Marioni John C, White Michael, Tavaré Simon, Lynch Andrew G
Department of Oncology, Computational Biology Group, University of Cambridge, Cancer Research UK Cambridge Research Institute, Robinson Way, Cambridge, United Kingdom.
Proc Natl Acad Sci U S A. 2008 Jul 22;105(29):10067-72. doi: 10.1073/pnas.0711252105. Epub 2008 Jul 15.
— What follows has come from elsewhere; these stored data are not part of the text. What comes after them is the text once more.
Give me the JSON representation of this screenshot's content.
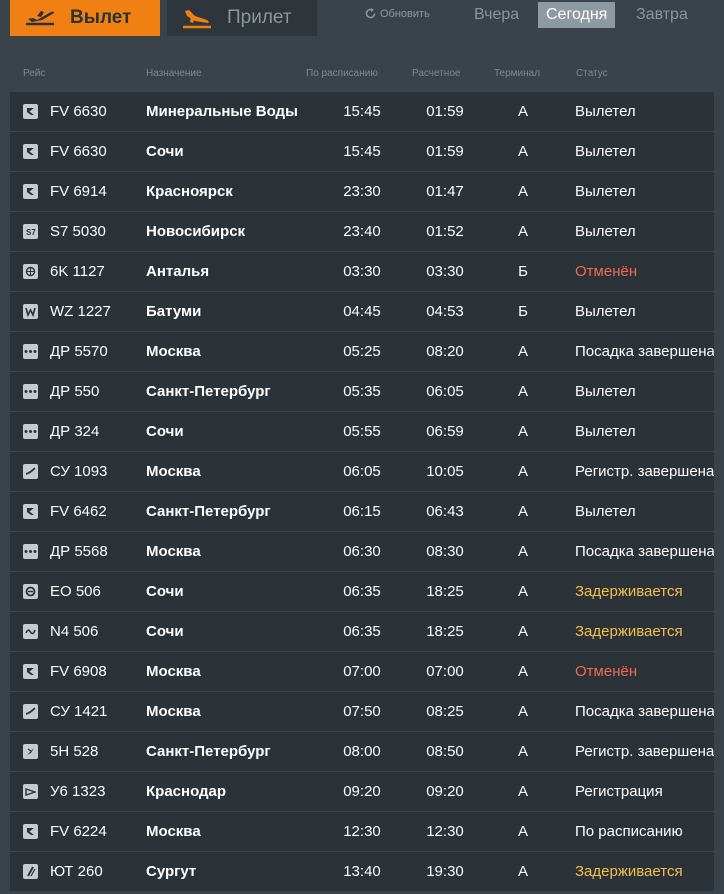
{
  "tabs": {
    "departures": "Вылет",
    "arrivals": "Прилет"
  },
  "refresh_label": "Обновить",
  "days": {
    "yesterday": "Вчера",
    "today": "Сегодня",
    "tomorrow": "Завтра"
  },
  "columns": {
    "flight": "Рейс",
    "destination": "Назначение",
    "scheduled": "По расписанию",
    "estimated": "Расчетное",
    "terminal": "Терминал",
    "status": "Статус"
  },
  "colors": {
    "accent": "#f08012",
    "cancelled": "#f06a4e",
    "delayed": "#f3c14b"
  },
  "flights": [
    {
      "airline_icon": "nordwind-icon",
      "flight": "FV 6630",
      "destination": "Минеральные Воды",
      "scheduled": "15:45",
      "estimated": "01:59",
      "terminal": "A",
      "status": "Вылетел",
      "state": "normal"
    },
    {
      "airline_icon": "nordwind-icon",
      "flight": "FV 6630",
      "destination": "Сочи",
      "scheduled": "15:45",
      "estimated": "01:59",
      "terminal": "A",
      "status": "Вылетел",
      "state": "normal"
    },
    {
      "airline_icon": "nordwind-icon",
      "flight": "FV 6914",
      "destination": "Красноярск",
      "scheduled": "23:30",
      "estimated": "01:47",
      "terminal": "A",
      "status": "Вылетел",
      "state": "normal"
    },
    {
      "airline_icon": "s7-icon",
      "flight": "S7 5030",
      "destination": "Новосибирск",
      "scheduled": "23:40",
      "estimated": "01:52",
      "terminal": "A",
      "status": "Вылетел",
      "state": "normal"
    },
    {
      "airline_icon": "globe-icon",
      "flight": "6K 1127",
      "destination": "Анталья",
      "scheduled": "03:30",
      "estimated": "03:30",
      "terminal": "Б",
      "status": "Отменён",
      "state": "cancelled"
    },
    {
      "airline_icon": "wizz-icon",
      "flight": "WZ 1227",
      "destination": "Батуми",
      "scheduled": "04:45",
      "estimated": "04:53",
      "terminal": "Б",
      "status": "Вылетел",
      "state": "normal"
    },
    {
      "airline_icon": "dots-icon",
      "flight": "ДР 5570",
      "destination": "Москва",
      "scheduled": "05:25",
      "estimated": "08:20",
      "terminal": "A",
      "status": "Посадка завершена",
      "state": "normal"
    },
    {
      "airline_icon": "dots-icon",
      "flight": "ДР 550",
      "destination": "Санкт-Петербург",
      "scheduled": "05:35",
      "estimated": "06:05",
      "terminal": "A",
      "status": "Вылетел",
      "state": "normal"
    },
    {
      "airline_icon": "dots-icon",
      "flight": "ДР 324",
      "destination": "Сочи",
      "scheduled": "05:55",
      "estimated": "06:59",
      "terminal": "A",
      "status": "Вылетел",
      "state": "normal"
    },
    {
      "airline_icon": "swoosh-icon",
      "flight": "СУ 1093",
      "destination": "Москва",
      "scheduled": "06:05",
      "estimated": "10:05",
      "terminal": "A",
      "status": "Регистр. завершена",
      "state": "normal"
    },
    {
      "airline_icon": "nordwind-icon",
      "flight": "FV 6462",
      "destination": "Санкт-Петербург",
      "scheduled": "06:15",
      "estimated": "06:43",
      "terminal": "A",
      "status": "Вылетел",
      "state": "normal"
    },
    {
      "airline_icon": "dots-icon",
      "flight": "ДР 5568",
      "destination": "Москва",
      "scheduled": "06:30",
      "estimated": "08:30",
      "terminal": "A",
      "status": "Посадка завершена",
      "state": "normal"
    },
    {
      "airline_icon": "circle-logo-icon",
      "flight": "EO 506",
      "destination": "Сочи",
      "scheduled": "06:35",
      "estimated": "18:25",
      "terminal": "A",
      "status": "Задерживается",
      "state": "delayed"
    },
    {
      "airline_icon": "wave-icon",
      "flight": "N4 506",
      "destination": "Сочи",
      "scheduled": "06:35",
      "estimated": "18:25",
      "terminal": "A",
      "status": "Задерживается",
      "state": "delayed"
    },
    {
      "airline_icon": "nordwind-icon",
      "flight": "FV 6908",
      "destination": "Москва",
      "scheduled": "07:00",
      "estimated": "07:00",
      "terminal": "A",
      "status": "Отменён",
      "state": "cancelled"
    },
    {
      "airline_icon": "swoosh-icon",
      "flight": "СУ 1421",
      "destination": "Москва",
      "scheduled": "07:50",
      "estimated": "08:25",
      "terminal": "A",
      "status": "Посадка завершена",
      "state": "normal"
    },
    {
      "airline_icon": "bird-icon",
      "flight": "5H 528",
      "destination": "Санкт-Петербург",
      "scheduled": "08:00",
      "estimated": "08:50",
      "terminal": "A",
      "status": "Регистр. завершена",
      "state": "normal"
    },
    {
      "airline_icon": "ural-icon",
      "flight": "У6 1323",
      "destination": "Краснодар",
      "scheduled": "09:20",
      "estimated": "09:20",
      "terminal": "A",
      "status": "Регистрация",
      "state": "normal"
    },
    {
      "airline_icon": "nordwind-icon",
      "flight": "FV 6224",
      "destination": "Москва",
      "scheduled": "12:30",
      "estimated": "12:30",
      "terminal": "A",
      "status": "По расписанию",
      "state": "normal"
    },
    {
      "airline_icon": "slash-icon",
      "flight": "ЮТ 260",
      "destination": "Сургут",
      "scheduled": "13:40",
      "estimated": "19:30",
      "terminal": "A",
      "status": "Задерживается",
      "state": "delayed"
    }
  ]
}
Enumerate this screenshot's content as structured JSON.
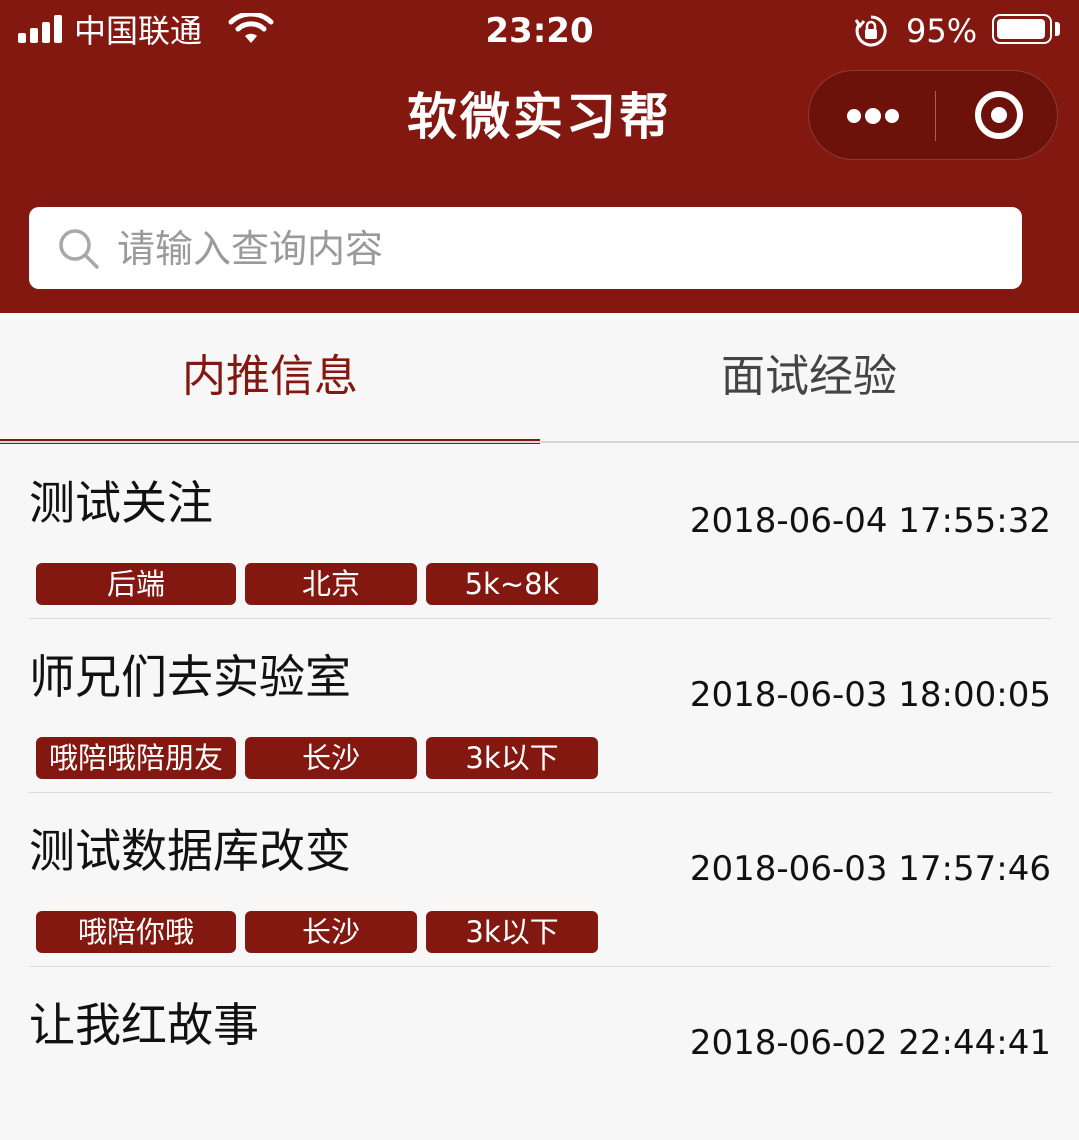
{
  "status_bar": {
    "carrier": "中国联通",
    "time": "23:20",
    "battery_percent": "95%",
    "battery_level": 0.95,
    "icons": [
      "signal-icon",
      "wifi-icon",
      "orientation-lock-icon",
      "battery-icon"
    ]
  },
  "header": {
    "title": "软微实习帮",
    "more_icon": "more-dots-icon",
    "close_icon": "target-icon"
  },
  "search": {
    "placeholder": "请输入查询内容",
    "value": "",
    "icon": "search-icon"
  },
  "tabs": [
    {
      "label": "内推信息",
      "active": true
    },
    {
      "label": "面试经验",
      "active": false
    }
  ],
  "posts": [
    {
      "title": "测试关注",
      "time": "2018-06-04 17:55:32",
      "tags": [
        "后端",
        "北京",
        "5k~8k"
      ]
    },
    {
      "title": "师兄们去实验室",
      "time": "2018-06-03 18:00:05",
      "tags": [
        "哦陪哦陪朋友",
        "长沙",
        "3k以下"
      ]
    },
    {
      "title": "测试数据库改变",
      "time": "2018-06-03 17:57:46",
      "tags": [
        "哦陪你哦",
        "长沙",
        "3k以下"
      ]
    },
    {
      "title": "让我红故事",
      "time": "2018-06-02 22:44:41",
      "tags": []
    }
  ],
  "colors": {
    "brand": "#831810",
    "background": "#f7f7f7",
    "tab_inactive": "#444444"
  }
}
Recently, the extent of copy number variation (CNV) throughout the genome has been shown to be far greater than previously thought. Further, it has been demonstrated that specific copy number variable regions (CNVRs) are associated with particular diseases, suggesting that these genetic variations may have an important biological role. Hence, calling CNVRs and subsequently classifying samples as "losses" or "gains" is of great interest. A number of papers have been published containing classifications of CNVs, and here we show how the presence of pedigree information can be used for assessing the performance of those classification methods. In this article, by examining CNV classifications made in the HapMap samples, we show that estimates of the number of false-positive classifications per individual made by current approaches can be determined. Moreover, commonplace technologies for determining the locations of CNVRs aggregate information across the maternal and paternal chromosomes at the locus of interest. Here, we show that copy number variation on each chromosome can be inferred and, in particular, we discuss the existence of a class of CNVs that are inevitably misclassified and give an estimate of their prevalence. Although our focus is not on the development of calling algorithms per se, we describe and provide an example of how our model might be incorporated into the initial classification procedure to produce more robust results. Finally, we discuss how this methodology might be applied to future studies to obtain better estimates of the extent of CNV across the genome.
最近研究表明,整个基因组中拷贝数变异(CNV)的范围远比之前认为的要大得多。此外,已经证明特定的拷贝数可变区(CNVR)与特定疾病相关,这表明这些基因变异可能具有重要的生物学作用。因此,识别CNVR并随后将样本分类为“缺失”或“增加”备受关注。已经发表了许多包含CNV分类的论文,在这里我们展示了系谱信息的存在如何用于评估那些分类方法的性能。在本文中,通过检查HapMap样本中的CNV分类,我们表明可以确定当前方法对每个个体的假阳性分类数量的估计。此外,用于确定CNVR位置的常见技术会在感兴趣的基因座处汇总来自母本和父本染色体的信息。在这里,我们表明可以推断每条染色体上的拷贝数变异,特别是,我们讨论了一类不可避免地被错误分类的CNV的存在,并给出了它们的流行率估计。虽然我们的重点不是调用算法本身的开发,但我们描述并提供了一个示例,说明我们的模型如何可以纳入初始分类过程以产生更可靠的结果。最后,我们讨论了这种方法如何应用于未来的研究,以更好地估计全基因组中CNV的范围。